Son 8 yılda 2 genel seçim, 2 yerel seçim ve 2 referandumdan başarıyla çıktık. Şu ana kadar partime müracaat eden uluslararası 70 siyasi parti var. Bu başarıları nasıl elde ettiniz, bize de eğitim verir misiniz diyorlar. Bizim bu başarımızın altında yatan en önemli neden hizmetlerimiz, eserlerimiz. Bunun yanında vatandaşımızla kurduğumuz samimi gönül bağı. Biz siyasete yeni bir dil kazandırmanın mücadelesini veriyoruz.
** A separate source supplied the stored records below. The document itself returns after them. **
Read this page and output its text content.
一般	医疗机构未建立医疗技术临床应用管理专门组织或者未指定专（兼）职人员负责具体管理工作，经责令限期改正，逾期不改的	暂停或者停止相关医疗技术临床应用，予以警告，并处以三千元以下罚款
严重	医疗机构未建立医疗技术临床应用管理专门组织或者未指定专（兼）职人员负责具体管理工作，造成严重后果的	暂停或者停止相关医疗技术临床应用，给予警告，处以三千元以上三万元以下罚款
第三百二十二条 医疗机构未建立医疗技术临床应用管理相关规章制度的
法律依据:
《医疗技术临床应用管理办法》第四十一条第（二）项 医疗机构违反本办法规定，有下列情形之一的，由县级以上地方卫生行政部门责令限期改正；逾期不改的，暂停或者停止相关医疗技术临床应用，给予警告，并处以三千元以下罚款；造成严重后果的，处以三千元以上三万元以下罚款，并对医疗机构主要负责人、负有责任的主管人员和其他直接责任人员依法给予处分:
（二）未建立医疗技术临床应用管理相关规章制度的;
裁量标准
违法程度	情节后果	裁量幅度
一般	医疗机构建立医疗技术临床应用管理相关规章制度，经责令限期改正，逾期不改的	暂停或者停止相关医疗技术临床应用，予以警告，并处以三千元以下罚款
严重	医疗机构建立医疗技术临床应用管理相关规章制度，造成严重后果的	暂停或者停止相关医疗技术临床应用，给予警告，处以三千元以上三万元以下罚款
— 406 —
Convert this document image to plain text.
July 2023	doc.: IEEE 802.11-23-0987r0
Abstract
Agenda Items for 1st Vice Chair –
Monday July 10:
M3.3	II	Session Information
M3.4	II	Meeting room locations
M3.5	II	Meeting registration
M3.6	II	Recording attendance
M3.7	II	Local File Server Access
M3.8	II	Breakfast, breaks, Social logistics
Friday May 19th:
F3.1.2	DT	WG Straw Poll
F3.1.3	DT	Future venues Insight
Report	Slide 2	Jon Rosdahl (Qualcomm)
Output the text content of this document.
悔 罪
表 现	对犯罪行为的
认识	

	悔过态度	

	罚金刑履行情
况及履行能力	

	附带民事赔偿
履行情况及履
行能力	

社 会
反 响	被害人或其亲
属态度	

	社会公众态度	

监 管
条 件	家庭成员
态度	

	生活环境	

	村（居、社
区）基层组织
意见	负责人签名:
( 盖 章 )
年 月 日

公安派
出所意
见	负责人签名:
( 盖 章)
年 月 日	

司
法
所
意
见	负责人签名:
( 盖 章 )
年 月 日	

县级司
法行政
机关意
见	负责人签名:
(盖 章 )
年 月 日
En az güvenilen kurum olan siyasetin prestijini yukarı çekmenin mücadelesini veriyoruz. Bunda da başarı sağlıyoruz.
Referandumda yüzde 42'nin neden 'hayır' dediğiyle ilgili Türkiye çapında bilimsel araştırma yaptırıyorum. Bize düşen yüzde 42'yi 'evet' demediği için yok saymak değil, neden hayır dediğini anlamaya çalışmak. Demek ki bir yerlerde hatalarımız, eksiklerimiz var. Neyse bunu öğrenmem lazım. Ona göre adımlarımızı atmamız lazım.
Siyasetin kutuplaştığı yerde ülke de kutuplaşıyor. Elbette eleştiri olacak, ama hakaret asla. Haklı ve demokratik tepkiler ortaya konacak. Elbette biz de güçlü bir şekilde tahammül göstereceğiz. Biz kendimizi sorguluyoruz, gerekli özeleştirileri yapıyoruz. Aynı özeleştiriyi artık muhalefet, medya, üniversiteler, sivil toplum örgütlerinin yapmasını bekliyoruz.
(Hıncal Uluç'a açıkladığı "Çılgın Proje") Çılgın Proje diyorum herkes, 'Acaba nedir?' diyor. Niye, alışık değiller. Biraz çalışın, göreceksiniz ne olduğunu.
Bazı engellemeler olmasaydı Marmaray Projesi'ni bugüne kadar bitirmiş olacaktık. Niye biteremedik? Yargıyla olan mücadelemiz. Sürekli engel, engel... Güneyinde yeni bir tüp geçit yapıyoruz, inşallah bir aksilik olmaz. Bir Galataport, bir Haydarpaşaport İstanbul'a farklı zenginlikler kazandıracak atılımlar olacak.